Louder than the rats in the woodwork were those soldiers. The walls seemed papier-mâché thin. The floorboards shook.
    The leather-coat man sat there, smack-smack-smacking his gloves on the table. He stopped only to take out a cigarette and light it.
    Finally, he said, “I want you to tell me where he is.”
    “Who?” asked Gramps.
    The leather-coat man was stuck on the flypaper of an unanswerable question.
    The gloves hit the table again. The long silence was broken. The leather-coat man said, “We took a television away from this house.”
    “Yes,” said Gramps. “It was from the time we were allowed to have them.”
    Much to my amazement the leather-coat man didn’t answer.
    I realized that Gramps must have pulled that TV apart so that no one would suspect that we had seen the land of Croca-Colas, where all the color lived, where people were having a ball.
    The leather-coat man stubbed out his cigarette on the table, leaving a round, burnt hole. Maybe it was that burnt hole on the table that gave me the idea. You see, I saw in its pattern a stone. That’s when the idea floated into my brain.
    The Greenflies came up from the cellar.

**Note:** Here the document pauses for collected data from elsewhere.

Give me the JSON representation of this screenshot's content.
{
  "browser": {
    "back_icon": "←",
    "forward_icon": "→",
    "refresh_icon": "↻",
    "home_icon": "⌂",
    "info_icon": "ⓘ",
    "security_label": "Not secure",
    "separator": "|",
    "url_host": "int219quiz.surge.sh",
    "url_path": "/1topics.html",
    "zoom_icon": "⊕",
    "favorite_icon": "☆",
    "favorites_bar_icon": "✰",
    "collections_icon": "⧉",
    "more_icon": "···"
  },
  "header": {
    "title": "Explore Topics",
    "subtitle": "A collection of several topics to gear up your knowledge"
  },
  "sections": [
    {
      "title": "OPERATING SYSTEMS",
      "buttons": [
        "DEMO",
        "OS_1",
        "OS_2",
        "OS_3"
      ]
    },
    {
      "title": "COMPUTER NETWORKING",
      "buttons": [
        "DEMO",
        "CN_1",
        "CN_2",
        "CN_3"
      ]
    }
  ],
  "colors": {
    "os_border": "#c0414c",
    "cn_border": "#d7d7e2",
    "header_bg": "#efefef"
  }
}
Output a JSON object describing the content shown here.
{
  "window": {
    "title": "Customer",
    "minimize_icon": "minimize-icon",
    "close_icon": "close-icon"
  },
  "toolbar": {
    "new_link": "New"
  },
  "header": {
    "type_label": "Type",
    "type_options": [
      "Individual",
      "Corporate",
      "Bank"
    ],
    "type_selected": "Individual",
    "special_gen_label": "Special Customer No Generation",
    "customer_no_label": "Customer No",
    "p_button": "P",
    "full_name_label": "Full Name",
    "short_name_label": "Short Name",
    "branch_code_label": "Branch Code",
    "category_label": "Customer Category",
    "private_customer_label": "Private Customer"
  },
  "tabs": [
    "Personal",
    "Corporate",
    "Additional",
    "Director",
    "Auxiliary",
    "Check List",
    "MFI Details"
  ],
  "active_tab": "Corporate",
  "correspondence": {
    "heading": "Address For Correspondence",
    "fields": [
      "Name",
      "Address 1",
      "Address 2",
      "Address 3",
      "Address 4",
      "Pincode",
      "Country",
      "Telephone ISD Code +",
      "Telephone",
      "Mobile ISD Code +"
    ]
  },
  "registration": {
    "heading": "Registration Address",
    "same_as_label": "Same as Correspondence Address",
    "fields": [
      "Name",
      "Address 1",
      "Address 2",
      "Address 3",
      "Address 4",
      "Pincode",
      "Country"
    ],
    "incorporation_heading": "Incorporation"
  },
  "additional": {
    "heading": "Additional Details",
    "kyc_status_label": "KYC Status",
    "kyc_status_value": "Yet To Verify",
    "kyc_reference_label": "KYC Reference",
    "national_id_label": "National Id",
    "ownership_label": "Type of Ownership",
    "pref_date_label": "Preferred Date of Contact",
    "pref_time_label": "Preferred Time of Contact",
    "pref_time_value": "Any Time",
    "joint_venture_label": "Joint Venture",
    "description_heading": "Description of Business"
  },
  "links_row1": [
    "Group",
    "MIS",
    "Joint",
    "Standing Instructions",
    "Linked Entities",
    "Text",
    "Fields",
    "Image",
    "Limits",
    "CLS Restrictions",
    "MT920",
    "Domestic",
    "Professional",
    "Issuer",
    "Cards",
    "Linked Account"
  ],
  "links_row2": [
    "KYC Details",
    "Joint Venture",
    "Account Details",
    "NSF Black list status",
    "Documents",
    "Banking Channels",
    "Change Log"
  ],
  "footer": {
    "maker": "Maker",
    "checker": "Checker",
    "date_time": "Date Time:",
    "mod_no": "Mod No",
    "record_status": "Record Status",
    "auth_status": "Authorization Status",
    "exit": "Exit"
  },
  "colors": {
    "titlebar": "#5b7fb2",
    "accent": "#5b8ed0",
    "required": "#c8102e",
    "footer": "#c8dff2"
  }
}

They looked as if they’d done their job to the letter, their uniforms more gray than green. I knew they hadn’t found the moon man because if they had we would have heard their triumphant shouts. Instead they brought up the rat traps.
    The man in charge of the Greenflies came down the stairs. He didn’t look too happy to whisper what he had to whisper to the leather-coat man.
    “Nothing? Nothing? Are you sure?” shouted the leather-coat man.
    “Nothing, sir.”
    The odd thing about being that close to the edge was that I could see that both Gramps and I were resigned to the fall. It was almost as if it was Fate’s game, not ours. She was the one dealing the cards. I think I knew then what was going on behind the wall in the garden. They had built the moon in that hideous building, the one once called the people’s palace.
    That was when my idea became a plan. I thought about it from all angles. I almost left the room — it was really taking shape.
    “You are both under house arrest.” The leather-coat man interrupted my thoughts, which was irritating as I had spun the whole thing in my head, 360 degrees.